Bruxelles – È stato un voto polarizzato quello che si è registrato oggi in commissione per le Libertà civili del Parlamento Europeo (LIBE) sull’intelligenza artificiale nel diritto penale e il suo utilizzo da parte delle forze polizia. I gruppi politici di S&D, Verdi/ALE, La Sinistra e Renew Europe hanno appoggiato la proposta del relatore Petar Vitanov (S&D) sulle “forti salvaguardie e supervisione umana” a cui devono essere sottoposti i sistemi di IA in dotazione alle forze dell’ordine, che possono “potenzialmente portare a una sorveglianza di massa”.
La relazione è passata in commissione con 36 voti a favore (tra cui anche quello dell’eurodeputata del Movimento 5 Stelle, Laura Ferrara), ma ha trovato l’opposizione compatta del PPE e di ID (24 voti contro), mentre ECR si è astenuta (6 voti). Ora si attende la discussione e il voto durante la prossima sessione plenaria, prevista per il 5-8 luglio.
“L’uso dell’intelligenza artificiale sta crescendo in modo esponenziale“, ha commentato il relatore bulgaro. “Cose che pensavamo possibili solo nei libri e nei film di fantascienza, come la polizia predittiva e la sorveglianza di massa attraverso dati biometrici, sono già realtà in alcuni Paesi”. Espressa soddisfazione per il fatto che la maggioranza degli eurodeputati in commissione LIBE abbia riconosciuto il “pericolo intrinseco di tali pratiche per la nostra democrazia” e che “il progresso tecnico non dovrebbe mai andare a scapito dei diritti fondamentali delle persone”.
Non è una richiesta di sospensione dell’uso delle nuove tecnologie emergenti, ma un avvertimento sui potenziali rischi di “violazione dei principi fondamentali dell’UE di proporzionalità e necessità”. La proposta di risoluzione non legislativa evidenzia che i sistemi di intelligenza artificiale e di apprendimento automatico possono essere connessi a input con discriminazioni alla radice.
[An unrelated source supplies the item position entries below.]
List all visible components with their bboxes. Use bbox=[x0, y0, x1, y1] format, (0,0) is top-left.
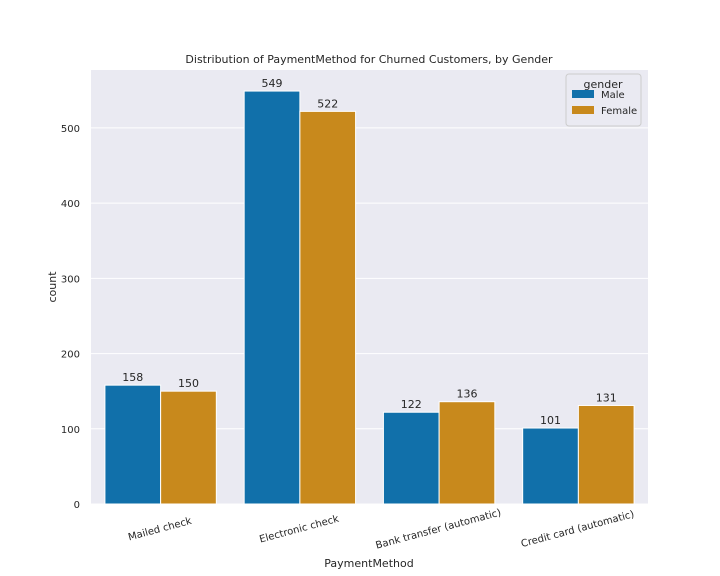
y-axis-ticks: 0 100 200 300 400 500 bbox=[61, 124, 80, 511]
x-tick-label: Mailed check bbox=[127, 516, 193, 544]
data-label: 136 bbox=[456, 388, 477, 401]
data-labels: 158 150 549 522 122 136 101 131 bbox=[122, 77, 616, 427]
bar bbox=[243, 90, 301, 505]
legend-swatch bbox=[572, 90, 594, 98]
y-tick-label: 500 bbox=[61, 124, 80, 135]
x-axis-label: PaymentMethod bbox=[324, 557, 413, 570]
data-label: 549 bbox=[262, 77, 283, 90]
legend: gender Male Female bbox=[565, 73, 642, 127]
y-tick-label: 0 bbox=[74, 500, 80, 511]
legend-entry: Female bbox=[601, 106, 637, 117]
bar bbox=[382, 411, 440, 505]
data-label: 522 bbox=[317, 97, 338, 110]
y-tick-label: 100 bbox=[61, 425, 80, 436]
legend-swatch bbox=[572, 106, 594, 114]
bars bbox=[104, 90, 635, 505]
data-label: 101 bbox=[540, 414, 561, 427]
x-tick-label: Credit card (automatic) bbox=[520, 509, 636, 550]
bar bbox=[438, 401, 496, 505]
y-tick-label: 300 bbox=[61, 274, 80, 285]
data-label: 131 bbox=[596, 391, 617, 404]
legend-title: gender bbox=[584, 78, 623, 91]
data-label: 150 bbox=[178, 377, 199, 390]
bar bbox=[299, 110, 357, 505]
legend-entry: Male bbox=[601, 90, 625, 101]
data-label: 122 bbox=[401, 398, 422, 411]
bar bbox=[160, 390, 217, 505]
y-tick-label: 400 bbox=[61, 199, 80, 210]
bar bbox=[577, 404, 635, 505]
x-axis-ticks: Mailed check Electronic check Bank transfe… bbox=[127, 508, 636, 552]
data-label: 158 bbox=[122, 371, 143, 384]
x-tick-label: Bank transfer (automatic) bbox=[375, 508, 503, 552]
bar bbox=[104, 384, 162, 505]
x-tick-label: Electronic check bbox=[258, 514, 340, 546]
bar bbox=[522, 427, 579, 505]
chart-title: Distribution of PaymentMethod for Churne… bbox=[185, 53, 553, 66]
y-tick-label: 200 bbox=[61, 350, 80, 361]
y-axis-label: count bbox=[46, 271, 59, 303]
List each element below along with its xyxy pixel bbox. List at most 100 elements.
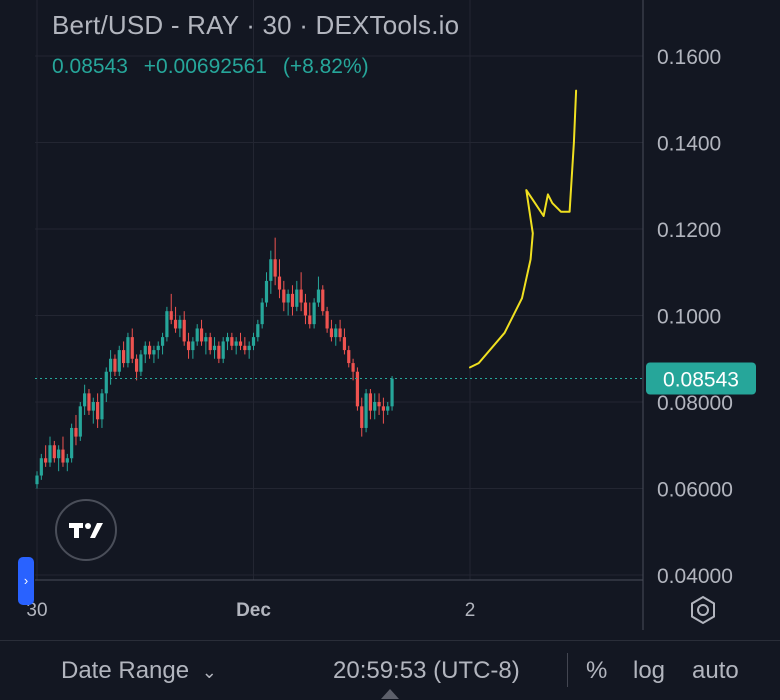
candle-body	[126, 337, 130, 364]
last-price: 0.08543	[52, 55, 128, 78]
log-scale-toggle[interactable]: log	[633, 657, 666, 684]
candle-body	[208, 337, 212, 351]
candle-body	[152, 350, 156, 355]
x-tick-label: Dec	[236, 600, 271, 621]
candle-body	[312, 302, 316, 325]
y-tick-label: 0.1000	[657, 306, 721, 329]
candle-body	[104, 371, 108, 394]
chevron-right-icon: ›	[23, 573, 29, 588]
candle-body	[96, 402, 100, 420]
candle-body	[355, 371, 360, 407]
candle-body	[39, 458, 43, 476]
candle-body	[386, 406, 390, 411]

Se i dati di addestramento presentano dei bias (distorsione della valutazione causata dal pregiudizio), le stesse applicazioni di IA saranno basate su algoritmi distorti. “Attualmente, i sistemi di identificazione sono imprecisi” e possono identificare erroneamente “gruppi etnici minoritari, persone LGBTI, anziani e donne, tra gli altri gruppi“.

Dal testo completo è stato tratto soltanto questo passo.